Enjie Deng¹Yaping Pei¹Kun Yuan¹Juan Yang²Suncheng-ai Cao¹Xinyan Yang¹Guilan Li¹Libin Liang¹Lin Jin^1*Tengyu Zhu^1*

• ¹Shanxi Agricultural University, Taiyuan, China
• ²First Affiliated Hospital of Kunming Medical University, Kunming, China

Herpes simplex virus type 1 (HSV-1) is a widespread infectious virus that poses a substantial public health burden.

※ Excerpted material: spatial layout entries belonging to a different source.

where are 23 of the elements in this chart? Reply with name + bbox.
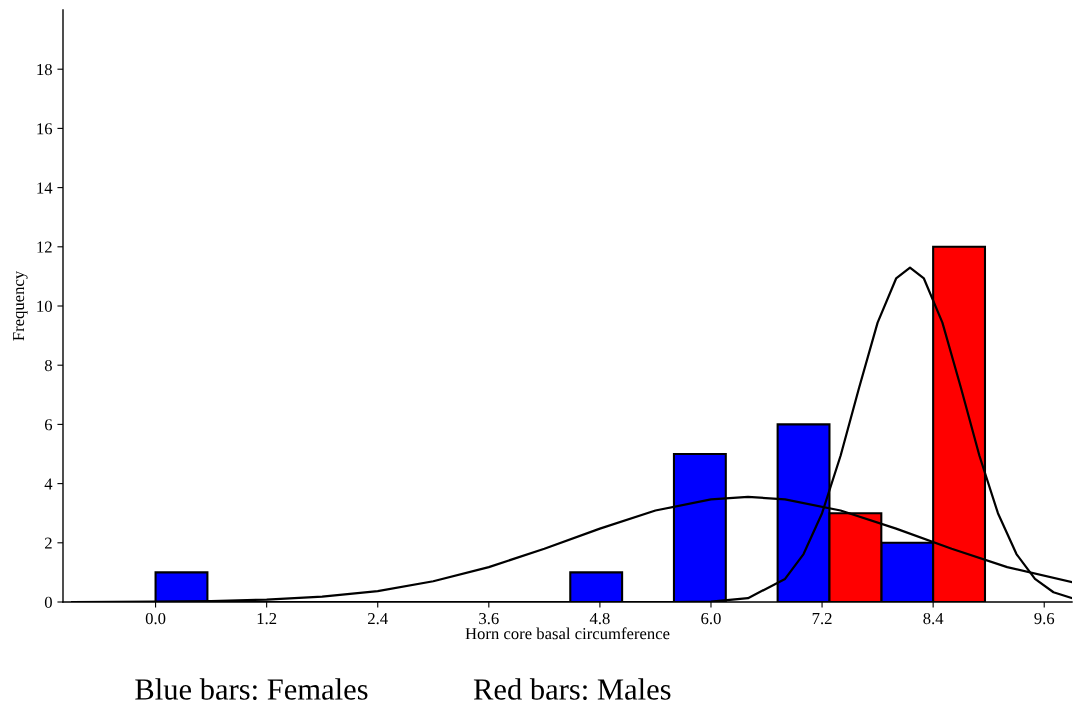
y-tick-label: 14 [37, 182, 53, 194]
x-tick-label: 0.0 [145, 612, 166, 625]
y-tick-label: 8 [44, 359, 52, 372]
y-tick-label: 2 [44, 537, 52, 549]
y-tick-label: 18 [37, 63, 52, 76]
x-tick-label: 1.2 [257, 612, 277, 625]
x-tick-label: 8.4 [923, 612, 944, 625]
x-axis-title: Horn core basal circumference [465, 627, 670, 640]
y-tick-label: 0 [44, 596, 52, 608]
y-tick-label: 12 [37, 241, 52, 253]
x-tick-label: 4.8 [589, 612, 610, 625]
x-tick-label: 2.4 [368, 612, 388, 625]
x-tick-label: 9.6 [1034, 612, 1055, 625]
y-tick-label: 6 [44, 419, 53, 431]
x-tick-label: 7.2 [812, 612, 832, 625]
text: Blue bars: Females [135, 678, 368, 700]
x-tick-label: 3.6 [479, 612, 499, 625]
y-tick-label: 4 [44, 478, 53, 490]
y-tick-label: 10 [37, 300, 52, 312]
y-axis-title: Frequency [13, 270, 28, 341]
y-tick-label: 16 [37, 123, 53, 135]
text: Red bars: Males [473, 678, 671, 700]
x-tick-label: 6.0 [701, 612, 721, 625]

With no specific curative therapy available and current antivirals providing only symptomatic relief, the development of new effective antiviral agents remains imperative. Antimicrobial peptides, particularly cathelicidins, are key immune effector molecules with antiviral and immunomodulatory properties. In this study, we found that European hedgehog skin extract (HSE) exhibited potent anti-HSV-1 activity, prompting us to investigate the contribution of the cathelicidin peptide CathEE. Based on this observation, three CathEE-derived antiviral peptides (CathEE-1, CathEE-2, and CathEE-3) were designed and further optimized to yield CathEE-2a and CathEE-2b. Notably, CathEE-2a displayed pronounced antiviral activity in vitro and significantly reduced brain viral loads in an HSV-1 mouse infection model. Histopathological analyses further revealed that CathEE-2a attenuated HSV-1-induced brain damage. Mechanistically, CathEE-2a suppressed HSV-1 infection by upregulating type I interferons and downstream antiviral genes. Collectively, these findings identify CathEE-2a as an immunomodulatory antiviral peptide and a promising lead candidate for the development of novel therapeutics against HSV-1 infection, highlighting the therapeutic potential of hedgehog-derived antimicrobial peptides in antiviral drug discovery.